2023 [Doc. 18]. Even after ICE produced responsive documents, plaintiff maintains that she is entitled to judgment on the pleadings and she “would be premature in cross moving for summary judgment . . . when ICE is voluntarily reviewing its redactions and has yet to 3 make a full disclosure of responsive records” [Doc. 25, p. 13]. Defendant, on the other hand, now moves for summary judgment on grounds that ICE produced the requested documents and plaintiff’s “case is now moot” [Doc. 24, p. 1]. Defendant explains the

applicability of each invoked FOIA exemption and attaches a declaration of Fernando Pineiro, the FOIA Director of the ICE FOIA Office [see Doc. 24-4]. II. Standard of Review

Most challenges to an agency’s use of a FOIA exemption involve purely legal questions; therefore, district courts typically resolve these cases on summary judgment. Rugiero v. U.S. Dep’t of Justice, 257 F.3d 534, 544 (6th Cir. 2001). A district court reviews the government’s assertion of exemptions and decision to withhold documents de novo. 5 U.S.C. § 552(a)(4)(B). FOIA requires agencies of the government to release records to the public upon request, unless one of nine statutory exemptions applies. See NLRB v. Sears, Roebuck & Co., 421 U.S. 132, 136 (1975). “To prevail on summary judgment, the

government must show that it made a ‘good faith effort to conduct a search for the requested records using methods reasonably expected to produce the requested information’ and that any withholding of materials was authorized within a statutory exemption.” Rimmer v. Holder, 700 F.3d 246, 255 (6th Cir. 2012) (quoting CareToLive v. FDA, 631 F.3d 336, 340 (6th Cir. 2011)).

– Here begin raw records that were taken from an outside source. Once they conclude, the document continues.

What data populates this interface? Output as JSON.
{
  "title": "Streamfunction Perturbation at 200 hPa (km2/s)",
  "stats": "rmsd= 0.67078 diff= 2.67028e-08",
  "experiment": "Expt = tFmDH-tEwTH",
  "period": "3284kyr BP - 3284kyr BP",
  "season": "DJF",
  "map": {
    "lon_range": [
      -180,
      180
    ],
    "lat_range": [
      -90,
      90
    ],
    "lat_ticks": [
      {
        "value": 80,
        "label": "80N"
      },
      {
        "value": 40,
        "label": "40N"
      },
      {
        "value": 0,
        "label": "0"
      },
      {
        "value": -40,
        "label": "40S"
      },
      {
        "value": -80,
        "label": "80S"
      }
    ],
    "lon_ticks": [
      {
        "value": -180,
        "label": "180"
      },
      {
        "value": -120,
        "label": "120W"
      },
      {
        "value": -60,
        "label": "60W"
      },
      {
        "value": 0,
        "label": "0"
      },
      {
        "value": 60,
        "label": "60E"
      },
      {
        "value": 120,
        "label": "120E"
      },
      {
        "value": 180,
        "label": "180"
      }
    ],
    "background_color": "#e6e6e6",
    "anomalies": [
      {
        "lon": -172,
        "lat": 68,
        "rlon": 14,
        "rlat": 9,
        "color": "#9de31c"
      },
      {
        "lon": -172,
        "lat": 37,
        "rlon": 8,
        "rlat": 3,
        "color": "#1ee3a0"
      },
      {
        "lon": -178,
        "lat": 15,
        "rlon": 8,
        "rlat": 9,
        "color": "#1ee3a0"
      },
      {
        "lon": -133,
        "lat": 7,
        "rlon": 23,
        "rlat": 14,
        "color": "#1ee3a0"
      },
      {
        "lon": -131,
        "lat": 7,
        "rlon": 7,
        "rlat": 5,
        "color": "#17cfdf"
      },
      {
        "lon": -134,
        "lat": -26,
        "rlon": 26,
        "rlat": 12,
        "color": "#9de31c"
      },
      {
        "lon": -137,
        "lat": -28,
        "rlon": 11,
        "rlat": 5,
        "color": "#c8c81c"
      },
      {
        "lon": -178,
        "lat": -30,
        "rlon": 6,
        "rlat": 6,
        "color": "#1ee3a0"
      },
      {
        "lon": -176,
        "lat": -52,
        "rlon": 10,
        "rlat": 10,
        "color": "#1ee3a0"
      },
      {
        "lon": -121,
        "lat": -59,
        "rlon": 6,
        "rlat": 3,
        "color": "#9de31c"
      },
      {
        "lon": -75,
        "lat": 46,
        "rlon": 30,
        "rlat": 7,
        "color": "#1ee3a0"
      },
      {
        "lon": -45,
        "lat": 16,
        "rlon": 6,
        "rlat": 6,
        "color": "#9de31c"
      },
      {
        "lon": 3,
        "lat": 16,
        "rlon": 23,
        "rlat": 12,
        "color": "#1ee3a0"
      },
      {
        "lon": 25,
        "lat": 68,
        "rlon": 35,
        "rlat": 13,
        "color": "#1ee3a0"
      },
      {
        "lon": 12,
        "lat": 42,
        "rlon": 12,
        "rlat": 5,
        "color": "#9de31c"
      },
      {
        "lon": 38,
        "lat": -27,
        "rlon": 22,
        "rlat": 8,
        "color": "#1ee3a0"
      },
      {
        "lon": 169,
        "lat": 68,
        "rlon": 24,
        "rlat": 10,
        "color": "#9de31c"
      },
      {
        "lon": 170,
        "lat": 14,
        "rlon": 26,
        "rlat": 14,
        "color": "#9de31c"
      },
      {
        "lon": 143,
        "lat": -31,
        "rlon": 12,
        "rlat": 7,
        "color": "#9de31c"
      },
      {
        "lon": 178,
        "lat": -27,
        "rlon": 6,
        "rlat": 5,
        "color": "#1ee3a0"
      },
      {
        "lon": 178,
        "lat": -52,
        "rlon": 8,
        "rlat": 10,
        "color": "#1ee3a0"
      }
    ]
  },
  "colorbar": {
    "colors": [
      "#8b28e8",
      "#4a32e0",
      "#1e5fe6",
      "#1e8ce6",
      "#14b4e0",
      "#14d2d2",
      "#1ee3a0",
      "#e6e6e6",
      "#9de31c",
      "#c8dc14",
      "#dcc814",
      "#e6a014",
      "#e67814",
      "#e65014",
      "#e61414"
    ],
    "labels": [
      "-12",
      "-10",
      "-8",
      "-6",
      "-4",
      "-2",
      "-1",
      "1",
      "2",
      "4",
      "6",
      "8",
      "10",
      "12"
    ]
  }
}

Summary judgment is proper when “the movant shows that there is no genuine dispute as to any material fact and the movant is entitled to judgment as a matter of law.” Fed. R. Civ. P. 56(a). The Court views the evidence in the light most favorable to the 4 nonmoving party and makes all reasonable inferences in favor of the nonmoving party. Matsushita Elec. Indus. Co., Ltd. v. Zenith Radio Corp., 475 U.S. 574, 587 (1986).